April 19, 2005

Joseph Ratzinger is the new Pope, Benedict XVI

German Cardinal Ratzinger Elected: Pope Benedict XVI
Rome -- German Cardinal Joseph Ratzinger, the Vatican's chief enforcer of doctrinal orthodoxy, was elected as the new Supreme Pontiff of the Roman Catholic Church today and took the name Pope Benedict XVI.

Ratzinger, 78, parted the red velvet curtains draped over the center balcony of St. Peter's Basilica barely less than an hour after his election by the College of Cardinals and was greeted by a roar of approval from more that 100,000 people packed into St. Peter's Square and spilling into the streets of Rome.

He waved to the crowd and gave his first blessing. Other cardinals clad in their crimson robes came out on other balconies to watch him.

"Dear brothers and sisters, after the great Pope John Paul II, the cardinals have elected me -— a simple, humble worker in the vineyard of the Lord," he said after being introduced by Chilean Cardinal Jorge Arturo Medina Estivez.

"The fact that the Lord can work and act even with insufficient means consoles me, and above all I entrust myself to your prayers," the new pope said. "I entrust myself to your prayers."

The crowd responded to the 265th pope by chanting "Benedict! Benedict!"
I am a Catholic, I welcome the new Pope with open arms and my prays are with him. I disagree with some of the church teachings, but I know one thing about the new Pope.

He was not a Nazi.
When Ratzinger turned 14 in 1941, was forced to join the Hitler Youth, as all young men were required to do throughout World War II. According to biographer John Allen, Ratzinger was an unenthusiastic member who refused to attend any meetings.
Mandatory Participation
On December 1, 1936, Hitler decreed "The Law concerning the Hitler Youth" which mandated that all young Germans (excluding Jews) would "be educated physically, intellectually and morally in the spirit of National Socialism" though the Hitler Youth from the age of ten onward. This law also effectively ended the Catholic Youth Organization which had managed to hold for three years amid continual Nazi harrassment.

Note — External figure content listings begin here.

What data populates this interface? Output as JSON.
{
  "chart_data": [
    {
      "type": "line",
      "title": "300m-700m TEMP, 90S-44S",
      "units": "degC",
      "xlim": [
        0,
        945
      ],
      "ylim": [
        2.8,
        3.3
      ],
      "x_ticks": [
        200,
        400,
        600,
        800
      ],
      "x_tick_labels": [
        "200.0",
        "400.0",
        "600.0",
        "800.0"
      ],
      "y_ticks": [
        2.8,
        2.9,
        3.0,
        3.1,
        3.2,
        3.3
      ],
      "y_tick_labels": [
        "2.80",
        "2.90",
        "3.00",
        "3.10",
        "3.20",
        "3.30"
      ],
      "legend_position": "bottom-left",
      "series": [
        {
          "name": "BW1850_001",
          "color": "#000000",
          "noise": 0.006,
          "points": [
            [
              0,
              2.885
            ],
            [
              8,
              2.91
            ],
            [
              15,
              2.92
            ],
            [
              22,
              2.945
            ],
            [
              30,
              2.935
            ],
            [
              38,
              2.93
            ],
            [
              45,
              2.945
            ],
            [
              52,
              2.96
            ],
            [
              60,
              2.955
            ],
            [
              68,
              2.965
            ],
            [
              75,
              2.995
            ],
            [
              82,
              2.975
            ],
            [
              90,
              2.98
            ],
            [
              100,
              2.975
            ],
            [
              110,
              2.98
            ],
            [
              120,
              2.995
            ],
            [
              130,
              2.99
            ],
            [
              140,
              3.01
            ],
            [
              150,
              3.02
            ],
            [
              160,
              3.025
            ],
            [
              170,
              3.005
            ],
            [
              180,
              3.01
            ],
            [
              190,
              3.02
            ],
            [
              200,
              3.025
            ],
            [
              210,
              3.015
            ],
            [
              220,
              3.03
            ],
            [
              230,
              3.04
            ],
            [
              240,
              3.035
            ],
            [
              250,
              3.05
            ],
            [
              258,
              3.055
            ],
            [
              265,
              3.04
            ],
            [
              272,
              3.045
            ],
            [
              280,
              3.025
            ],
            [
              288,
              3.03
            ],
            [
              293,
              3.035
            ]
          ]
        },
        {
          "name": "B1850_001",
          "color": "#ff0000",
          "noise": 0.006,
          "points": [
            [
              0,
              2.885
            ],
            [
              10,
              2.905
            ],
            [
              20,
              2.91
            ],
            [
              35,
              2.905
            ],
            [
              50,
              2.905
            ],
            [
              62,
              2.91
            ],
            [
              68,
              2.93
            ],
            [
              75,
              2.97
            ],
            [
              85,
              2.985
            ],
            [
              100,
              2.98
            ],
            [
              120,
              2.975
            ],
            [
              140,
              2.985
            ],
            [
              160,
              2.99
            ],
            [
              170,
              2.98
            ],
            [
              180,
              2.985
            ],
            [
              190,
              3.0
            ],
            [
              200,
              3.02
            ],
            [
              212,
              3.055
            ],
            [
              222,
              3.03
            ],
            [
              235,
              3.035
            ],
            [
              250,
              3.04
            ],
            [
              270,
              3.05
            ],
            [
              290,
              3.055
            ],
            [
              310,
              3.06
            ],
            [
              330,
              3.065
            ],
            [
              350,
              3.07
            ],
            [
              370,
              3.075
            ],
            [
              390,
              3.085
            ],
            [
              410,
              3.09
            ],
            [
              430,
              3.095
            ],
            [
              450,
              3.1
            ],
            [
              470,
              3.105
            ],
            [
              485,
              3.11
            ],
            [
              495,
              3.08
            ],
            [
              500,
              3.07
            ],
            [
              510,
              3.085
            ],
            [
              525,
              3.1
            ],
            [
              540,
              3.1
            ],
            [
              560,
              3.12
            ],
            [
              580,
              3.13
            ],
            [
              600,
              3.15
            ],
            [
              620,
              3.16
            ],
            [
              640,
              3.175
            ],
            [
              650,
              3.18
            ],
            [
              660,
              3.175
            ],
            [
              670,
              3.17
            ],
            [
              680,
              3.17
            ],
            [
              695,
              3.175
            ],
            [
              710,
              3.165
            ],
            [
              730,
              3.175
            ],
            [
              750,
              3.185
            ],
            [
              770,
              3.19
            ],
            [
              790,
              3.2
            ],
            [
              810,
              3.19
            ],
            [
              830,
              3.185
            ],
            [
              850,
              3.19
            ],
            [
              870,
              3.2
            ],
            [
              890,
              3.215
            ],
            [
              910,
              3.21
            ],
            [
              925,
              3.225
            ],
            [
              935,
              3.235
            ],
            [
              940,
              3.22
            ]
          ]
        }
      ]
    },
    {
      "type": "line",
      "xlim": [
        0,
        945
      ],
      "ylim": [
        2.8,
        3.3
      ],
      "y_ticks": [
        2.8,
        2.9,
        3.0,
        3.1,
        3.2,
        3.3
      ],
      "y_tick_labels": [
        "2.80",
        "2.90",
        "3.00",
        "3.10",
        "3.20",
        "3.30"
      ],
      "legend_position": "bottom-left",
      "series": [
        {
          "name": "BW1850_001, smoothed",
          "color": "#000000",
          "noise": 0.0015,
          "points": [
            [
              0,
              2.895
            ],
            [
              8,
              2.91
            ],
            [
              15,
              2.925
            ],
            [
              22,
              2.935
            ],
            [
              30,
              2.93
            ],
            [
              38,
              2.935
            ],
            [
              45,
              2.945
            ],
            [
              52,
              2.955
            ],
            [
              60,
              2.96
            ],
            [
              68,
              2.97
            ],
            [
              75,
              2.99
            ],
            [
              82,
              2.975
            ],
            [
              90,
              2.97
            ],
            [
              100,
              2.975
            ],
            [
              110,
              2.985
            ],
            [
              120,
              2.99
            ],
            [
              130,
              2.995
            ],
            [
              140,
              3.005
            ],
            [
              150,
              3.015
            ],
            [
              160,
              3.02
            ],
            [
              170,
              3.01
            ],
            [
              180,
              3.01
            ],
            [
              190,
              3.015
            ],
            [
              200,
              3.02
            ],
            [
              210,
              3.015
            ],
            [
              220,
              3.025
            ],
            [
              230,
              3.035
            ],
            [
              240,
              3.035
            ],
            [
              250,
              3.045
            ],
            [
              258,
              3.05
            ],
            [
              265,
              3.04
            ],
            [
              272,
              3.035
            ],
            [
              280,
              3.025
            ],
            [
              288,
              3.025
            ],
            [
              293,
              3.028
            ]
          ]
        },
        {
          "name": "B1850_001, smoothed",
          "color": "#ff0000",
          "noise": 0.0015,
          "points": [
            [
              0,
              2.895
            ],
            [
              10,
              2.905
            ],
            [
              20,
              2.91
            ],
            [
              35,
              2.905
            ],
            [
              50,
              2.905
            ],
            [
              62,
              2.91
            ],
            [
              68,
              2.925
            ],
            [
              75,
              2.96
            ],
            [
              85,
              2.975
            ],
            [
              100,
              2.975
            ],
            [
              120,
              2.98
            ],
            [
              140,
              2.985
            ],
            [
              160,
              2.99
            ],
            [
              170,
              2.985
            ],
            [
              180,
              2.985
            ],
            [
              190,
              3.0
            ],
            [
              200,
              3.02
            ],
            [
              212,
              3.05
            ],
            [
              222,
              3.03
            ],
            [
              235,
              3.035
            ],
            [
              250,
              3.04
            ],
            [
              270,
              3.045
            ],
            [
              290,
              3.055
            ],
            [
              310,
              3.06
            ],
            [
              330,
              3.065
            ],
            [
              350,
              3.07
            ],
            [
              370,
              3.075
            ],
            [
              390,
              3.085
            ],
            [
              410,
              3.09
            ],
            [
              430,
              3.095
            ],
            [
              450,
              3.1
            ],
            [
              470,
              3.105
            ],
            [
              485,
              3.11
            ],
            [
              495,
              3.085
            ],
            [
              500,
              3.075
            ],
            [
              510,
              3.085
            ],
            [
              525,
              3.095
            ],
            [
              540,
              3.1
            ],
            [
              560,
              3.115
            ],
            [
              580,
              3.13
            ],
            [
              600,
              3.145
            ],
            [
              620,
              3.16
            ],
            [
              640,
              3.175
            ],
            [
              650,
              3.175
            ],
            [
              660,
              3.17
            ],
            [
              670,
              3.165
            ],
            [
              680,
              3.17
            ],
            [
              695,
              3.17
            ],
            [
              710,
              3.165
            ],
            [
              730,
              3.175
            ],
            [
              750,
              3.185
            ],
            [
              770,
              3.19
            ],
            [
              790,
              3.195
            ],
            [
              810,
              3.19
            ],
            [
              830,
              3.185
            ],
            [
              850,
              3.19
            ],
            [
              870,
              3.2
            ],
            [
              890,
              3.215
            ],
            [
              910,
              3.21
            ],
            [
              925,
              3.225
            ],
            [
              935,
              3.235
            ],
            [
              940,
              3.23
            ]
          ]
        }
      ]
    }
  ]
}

Parents who prevented their children from joining the Hitler Youth were subject to heavy prison sentences. Membership thus grew to nearly six million. As a result, the organization sprouted into a giant bureaucracy in Berlin and began to acquire the dreariness of a big governmental institution in marked contrast to the dynamic organization it had been in the 1920s and early '30s when members battled daily to bring Hitler to power. The compulsory nature of weekly HJ meetings for everyone led to a gradual decline in morale and discipline.
Let me remind people, the Catholic Church is not a member of American Right or Left. Even if some people claim otherwise. The Catholic Church is not a political party and should never become one.